Wednesday, October 13


This time, it's with our allies in Iraq. Are these people just naturally inept, or is it that they expect "somebody" to do something, as long as it's not them? Half our diplomatic troubles are the result of an insensitive, blustering, threatening George W. Bush; the other half are the consequences of DOING NOTHING, such as letting the "Roadmap to Peace" in the Middle East wither on the vine of inaction.

Secretary of State Colin Powell traveled to Central and Eastern European countries in July in a bid to shore up support for the U.S.-led coalition. Speaking on Hungarian television, Powell urged coalition members not to "get weak in the knees" because of kidnappings in Iraq or public opinion polls at home.
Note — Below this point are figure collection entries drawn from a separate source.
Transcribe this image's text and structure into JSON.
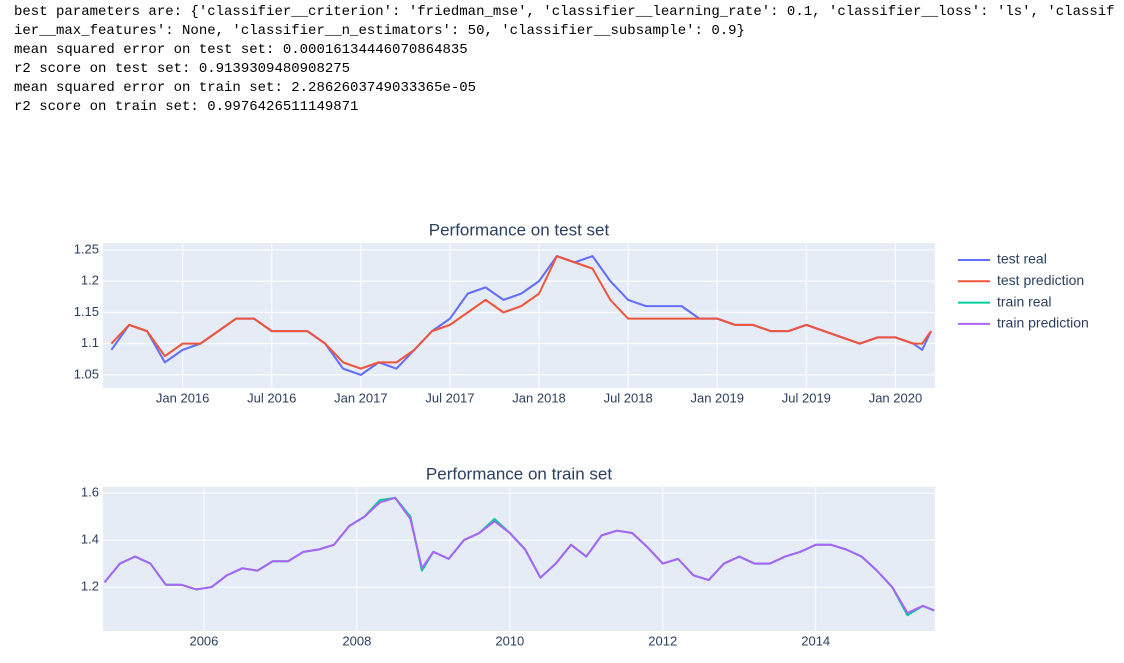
{
  "output": [
    "best parameters are: {'classifier__criterion': 'friedman_mse', 'classifier__learning_rate': 0.1, 'classifier__loss': 'ls', 'classifier__max_features': None, 'classifier__n_estimators': 50, 'classifier__subsample': 0.9}",
    "mean squared error on test set: 0.00016134446070864835",
    "r2 score on test set: 0.9139309480908275",
    "mean squared error on train set: 2.2862603749033365e-05",
    "r2 score on train set: 0.9976426511149871"
  ],
  "chart_data": [
    {
      "type": "line",
      "title": "Performance on test set",
      "x": [
        2015.6,
        2015.7,
        2015.8,
        2015.9,
        2016.0,
        2016.1,
        2016.2,
        2016.3,
        2016.4,
        2016.5,
        2016.6,
        2016.7,
        2016.8,
        2016.9,
        2017.0,
        2017.1,
        2017.2,
        2017.3,
        2017.4,
        2017.5,
        2017.6,
        2017.7,
        2017.8,
        2017.9,
        2018.0,
        2018.1,
        2018.2,
        2018.3,
        2018.4,
        2018.5,
        2018.6,
        2018.7,
        2018.8,
        2018.9,
        2019.0,
        2019.1,
        2019.2,
        2019.3,
        2019.4,
        2019.5,
        2019.6,
        2019.7,
        2019.8,
        2019.9,
        2020.0,
        2020.1,
        2020.15,
        2020.2
      ],
      "series": [
        {
          "name": "test real",
          "color": "#636efa",
          "values": [
            1.09,
            1.13,
            1.12,
            1.07,
            1.09,
            1.1,
            1.12,
            1.14,
            1.14,
            1.12,
            1.12,
            1.12,
            1.1,
            1.06,
            1.05,
            1.07,
            1.06,
            1.09,
            1.12,
            1.14,
            1.18,
            1.19,
            1.17,
            1.18,
            1.2,
            1.24,
            1.23,
            1.24,
            1.2,
            1.17,
            1.16,
            1.16,
            1.16,
            1.14,
            1.14,
            1.13,
            1.13,
            1.12,
            1.12,
            1.13,
            1.12,
            1.11,
            1.1,
            1.11,
            1.11,
            1.1,
            1.09,
            1.12
          ]
        },
        {
          "name": "test prediction",
          "color": "#ef553b",
          "values": [
            1.1,
            1.13,
            1.12,
            1.08,
            1.1,
            1.1,
            1.12,
            1.14,
            1.14,
            1.12,
            1.12,
            1.12,
            1.1,
            1.07,
            1.06,
            1.07,
            1.07,
            1.09,
            1.12,
            1.13,
            1.15,
            1.17,
            1.15,
            1.16,
            1.18,
            1.24,
            1.23,
            1.22,
            1.17,
            1.14,
            1.14,
            1.14,
            1.14,
            1.14,
            1.14,
            1.13,
            1.13,
            1.12,
            1.12,
            1.13,
            1.12,
            1.11,
            1.1,
            1.11,
            1.11,
            1.1,
            1.1,
            1.12
          ]
        }
      ],
      "xlim": [
        2015.553,
        2020.222
      ],
      "xticks": [
        {
          "value": 2016,
          "label": "Jan 2016"
        },
        {
          "value": 2016.5,
          "label": "Jul 2016"
        },
        {
          "value": 2017,
          "label": "Jan 2017"
        },
        {
          "value": 2017.5,
          "label": "Jul 2017"
        },
        {
          "value": 2018,
          "label": "Jan 2018"
        },
        {
          "value": 2018.5,
          "label": "Jul 2018"
        },
        {
          "value": 2019,
          "label": "Jan 2019"
        },
        {
          "value": 2019.5,
          "label": "Jul 2019"
        },
        {
          "value": 2020,
          "label": "Jan 2020"
        }
      ],
      "ylim": [
        1.029,
        1.261
      ],
      "yticks": [
        1.05,
        1.1,
        1.15,
        1.2,
        1.25
      ],
      "grid": true
    },
    {
      "type": "line",
      "title": "Performance on train set",
      "x": [
        2004.7,
        2004.9,
        2005.1,
        2005.3,
        2005.5,
        2005.7,
        2005.9,
        2006.1,
        2006.3,
        2006.5,
        2006.7,
        2006.9,
        2007.1,
        2007.3,
        2007.5,
        2007.7,
        2007.9,
        2008.1,
        2008.3,
        2008.5,
        2008.7,
        2008.85,
        2009.0,
        2009.2,
        2009.4,
        2009.6,
        2009.8,
        2010.0,
        2010.2,
        2010.4,
        2010.6,
        2010.8,
        2011.0,
        2011.2,
        2011.4,
        2011.6,
        2011.8,
        2012.0,
        2012.2,
        2012.4,
        2012.6,
        2012.8,
        2013.0,
        2013.2,
        2013.4,
        2013.6,
        2013.8,
        2014.0,
        2014.2,
        2014.4,
        2014.6,
        2014.8,
        2015.0,
        2015.2,
        2015.4,
        2015.55
      ],
      "series": [
        {
          "name": "train real",
          "color": "#00cc96",
          "values": [
            1.22,
            1.3,
            1.33,
            1.3,
            1.21,
            1.21,
            1.19,
            1.2,
            1.25,
            1.28,
            1.27,
            1.31,
            1.31,
            1.35,
            1.36,
            1.38,
            1.46,
            1.5,
            1.57,
            1.58,
            1.5,
            1.27,
            1.35,
            1.32,
            1.4,
            1.43,
            1.49,
            1.43,
            1.36,
            1.24,
            1.3,
            1.38,
            1.33,
            1.42,
            1.44,
            1.43,
            1.37,
            1.3,
            1.32,
            1.25,
            1.23,
            1.3,
            1.33,
            1.3,
            1.3,
            1.33,
            1.35,
            1.38,
            1.38,
            1.36,
            1.33,
            1.27,
            1.2,
            1.08,
            1.12,
            1.1
          ]
        },
        {
          "name": "train prediction",
          "color": "#ab63fa",
          "values": [
            1.22,
            1.3,
            1.33,
            1.3,
            1.21,
            1.21,
            1.19,
            1.2,
            1.25,
            1.28,
            1.27,
            1.31,
            1.31,
            1.35,
            1.36,
            1.38,
            1.46,
            1.5,
            1.56,
            1.58,
            1.49,
            1.28,
            1.35,
            1.32,
            1.4,
            1.43,
            1.48,
            1.43,
            1.36,
            1.24,
            1.3,
            1.38,
            1.33,
            1.42,
            1.44,
            1.43,
            1.37,
            1.3,
            1.32,
            1.25,
            1.23,
            1.3,
            1.33,
            1.3,
            1.3,
            1.33,
            1.35,
            1.38,
            1.38,
            1.36,
            1.33,
            1.27,
            1.2,
            1.09,
            1.12,
            1.1
          ]
        }
      ],
      "xlim": [
        2004.68,
        2015.56
      ],
      "xticks": [
        2006,
        2008,
        2010,
        2012,
        2014
      ],
      "ylim": [
        1.013,
        1.626
      ],
      "yticks": [
        1.2,
        1.4,
        1.6
      ],
      "grid": true
    }
  ]
}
But if the United States is to sustain the involvement of "New Europe" in the coalition in Iraq, it must go beyond words and take steps to address its allies' main concerns. One is the stiff visa requirements imposed on travelers from Central Europe to America. Even today, when they are members of both the European Union and NATO, every Pole, Czech, Slovak and Hungarian must pay a $100 application fee and be personally interviewed before a visa is issued.

During his visit to Washington in August, Kwasniewski asked President Bush about this publicly and directly. The administration responded by increasing consular staff at the U.S. Embassy in Warsaw and establishing a program to "pre-screen" Poles traveling from the capital, but the Poles eventually want to see their country admitted into the visa waiver program. To his credit, John Kerry issued a statement in September saying that he would "work with Poland and the other newly free democracies of Central and Eastern Europe that are members of both the European Union and NATO to include them in the Visa Waiver Program."

The other bone of contention that has emerged between the United States and Central Europe concerns postwar Iraqi contracting. While Halliburton Co. and several other U.S. companies have reportedly been awarded contracts worth billions of dollars, comparatively few contracts have been awarded to companies from Central Europe. Although the U.S. Embassy in Warsaw held a workshop in September to help Polish companies understand Iraqi contracting regulations, there is widespread disappointment that the eagerness of the Bush administration to draw Poland into the war was not matched by sharing the business of postwar reconstruction. Progress in these two areas -- modernizing travel from Central Europe and opening up the contracting process to our allies -- would go a long way toward bolstering the transatlantic alliance, not only for our purposes in Iraq but in other hot spots. If current policies don't change, U.S.-Central European cooperation has the potential of becoming another example of the Bush administration's diplomatic failures.